So you're in the bookshop and you've found an interesting looking book. Flick through the pages, read a few extracts.
“Remember Oskar Hart, the one you tapped in the belly?” A curt nod made the captain hurry on. “Well, somehow he got his neck tangled in a silk cord last night. Tight. Strangled himself, he did. Not only that, but then he took off his trousers, tied wire round his ankles and hung himself upside down from a tree, right near the spot where young Lu was raped. Quite an effort for a dead man.”
“Leo,” breathed Harry.
“I'd say so. But that's not all. He'd been cut. Seriously cut. Just a big bloody mess.”
“Justice, Chinese style. Bloody wonderful,” muttered Harry. The two men upended their glasses in salute to Leo.
“No, Harry, remember what I told you last time. This is payback, New Guinea style.”
So began the payback feud. A feud that would embroil two families and several cultures over three decades.
While payback spreads in the small community of New Guinea , on a larger canvas the Gods are wildly brushing red, black, violent orange, painting a vast and terrifying picture. The world looks fearfully into the Inferno. In Europe , the Gods paint a man, a small man, an orator who galvanizes a nation, and catapults the world into unprecedented conflagration. In Asia, the Gods draw a populous nation bursting out of its tiny islands, intent on establishing its own Co-Prosperity Sphere, on driving out the European colonialists, on establishing its mastery of the western Pacific.,
In the horror that follows, the family payback feud in New Guinea reaches its climax, as war comes to Kavieng.
And becomes personal.
“Now, I'm not a speaker. I'm a New Ireland planter, nothing more, nothing less. England sent my great-grandfather to a penal colony halfway round the world, because he stole some bread. Bread to feed his family. They sent him out in irons, on poor rations, under conditions worse than the people here live under today. It wasn't the bread, that was the excuse. It didn't take much of an excuse for an Irishman to get transported. Like many others, not only Irish, he was spurned by England .
“It wasn't until a dozen or more years ago that Australia finally broke from the English and became a free and separate nation.
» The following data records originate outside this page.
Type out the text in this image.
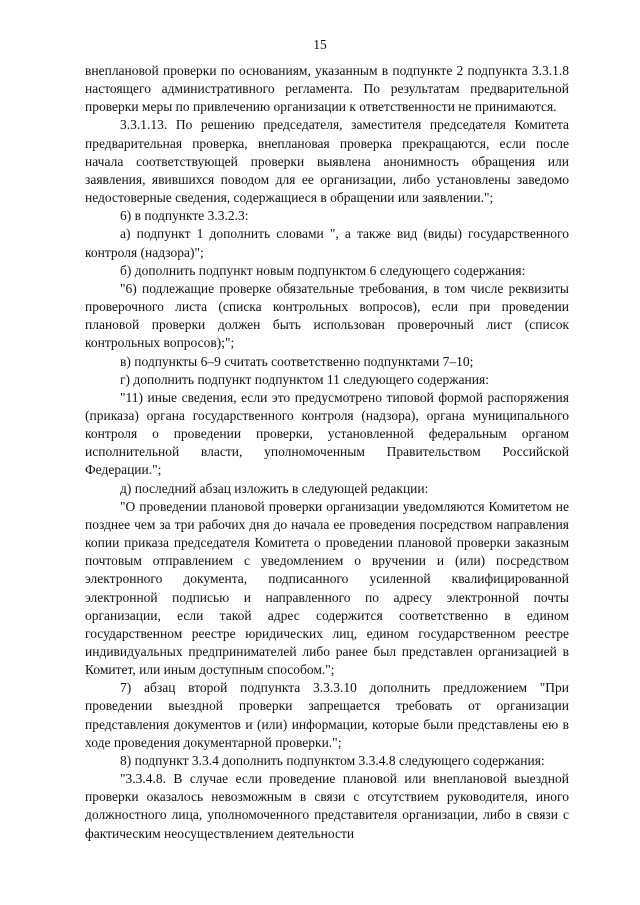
15

внеплановой проверки по основаниям, указанным в подпункте 2 подпункта 3.3.1.8 настоящего административного регламента. По результатам предварительной проверки меры по привлечению организации к ответственности не принимаются.

3.3.1.13. По решению председателя, заместителя председателя Комитета предварительная проверка, внеплановая проверка прекращаются, если после начала соответствующей проверки выявлена анонимность обращения или заявления, явившихся поводом для ее организации, либо установлены заведомо недостоверные сведения, содержащиеся в обращении или заявлении.";

6) в подпункте 3.3.2.3:

а) подпункт 1 дополнить словами ", а также вид (виды) государственного контроля (надзора)";

б) дополнить подпункт новым подпунктом 6 следующего содержания:

"6) подлежащие проверке обязательные требования, в том числе реквизиты проверочного листа (списка контрольных вопросов), если при проведении плановой проверки должен быть использован проверочный лист (список контрольных вопросов);";

в) подпункты 6–9 считать соответственно подпунктами 7–10;

г) дополнить подпункт подпунктом 11 следующего содержания:

"11) иные сведения, если это предусмотрено типовой формой распоряжения (приказа) органа государственного контроля (надзора), органа муниципального контроля о проведении проверки, установленной федеральным органом исполнительной власти, уполномоченным Правительством Российской Федерации.";

д) последний абзац изложить в следующей редакции:

"О проведении плановой проверки организации уведомляются Комитетом не позднее чем за три рабочих дня до начала ее проведения посредством направления копии приказа председателя Комитета о проведении плановой проверки заказным почтовым отправлением с уведомлением о вручении и (или) посредством электронного документа, подписанного усиленной квалифицированной электронной подписью и направленного по адресу электронной почты организации, если такой адрес содержится соответственно в едином государственном реестре юридических лиц, едином государственном реестре индивидуальных предпринимателей либо ранее был представлен организацией в Комитет, или иным доступным способом.";

7) абзац второй подпункта 3.3.3.10 дополнить предложением "При проведении выездной проверки запрещается требовать от организации представления документов и (или) информации, которые были представлены ею в ходе проведения документарной проверки.";

8) подпункт 3.3.4 дополнить подпунктом 3.3.4.8 следующего содержания:

"3.3.4.8. В случае если проведение плановой или внеплановой выездной проверки оказалось невозможным в связи с отсутствием руководителя, иного должностного лица, уполномоченного представителя организации, либо в связи с фактическим неосуществлением деятельности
I for one have no loyalty to that red, white and blue, that Union Jack you have on the wall behind you. It's not my flag. It's the flag of a country that used my family and many others to increase its wealth. It sucked our finest men out to fight a war in the Sudan , then one in New Zealand , then against the Dutch in South Africa . Even took our whole navy to fight the poor bloody Chinese. They weren't our fights. They weren't even wars for honour, or for defence of our homeland. They were all about England 's wealth and power.
“I reject that country and I reject its flag. My loyalty is to Australia and to this country, New Guinea , where I live and will live, and where two of my sons were born.”
“Don't you get tangled up in revenge. No-one ever wins.”
Chapter Sixty Two
They were eating a late breakfast on deck, listening to the radio. Suddenly Lewis leapt to his feet and hit the volume control. They listened as the radio announced that the American base at Pearl Harbour had been attacked by a powerful Japanese force. The American Pacific fleet was crippled, many ships sent to the bottom. Thousands, both servicemen and civilians, were killed in the surprise raid by carrier-borne aircraft.
“Holy bejesus! Listen to that,” whispered Tremorne. He couldn't believe what he'd heard. No state of war exists, he thought, the bastards sucker-punched us without warning. “Guys, we gotta get going. Now. Let's grab some supplies and hit the road. Better address that letter to the Queensland ranch, Sarah. New Guinea 's about to go under.”
They took the dinghy ashore, picked up fresh supplies and organized to go alongside for water and fuel. Sarah found somewhere to post her letter, while Luke and her father organized extra dums of diesel fuel to stack on deck. A lot of sometimes windless ocean lay ahead of them.
“Nearly four thousand miles to go,” said Tremorne as the islands faded into the sea haze behind them. “And no time to waste.”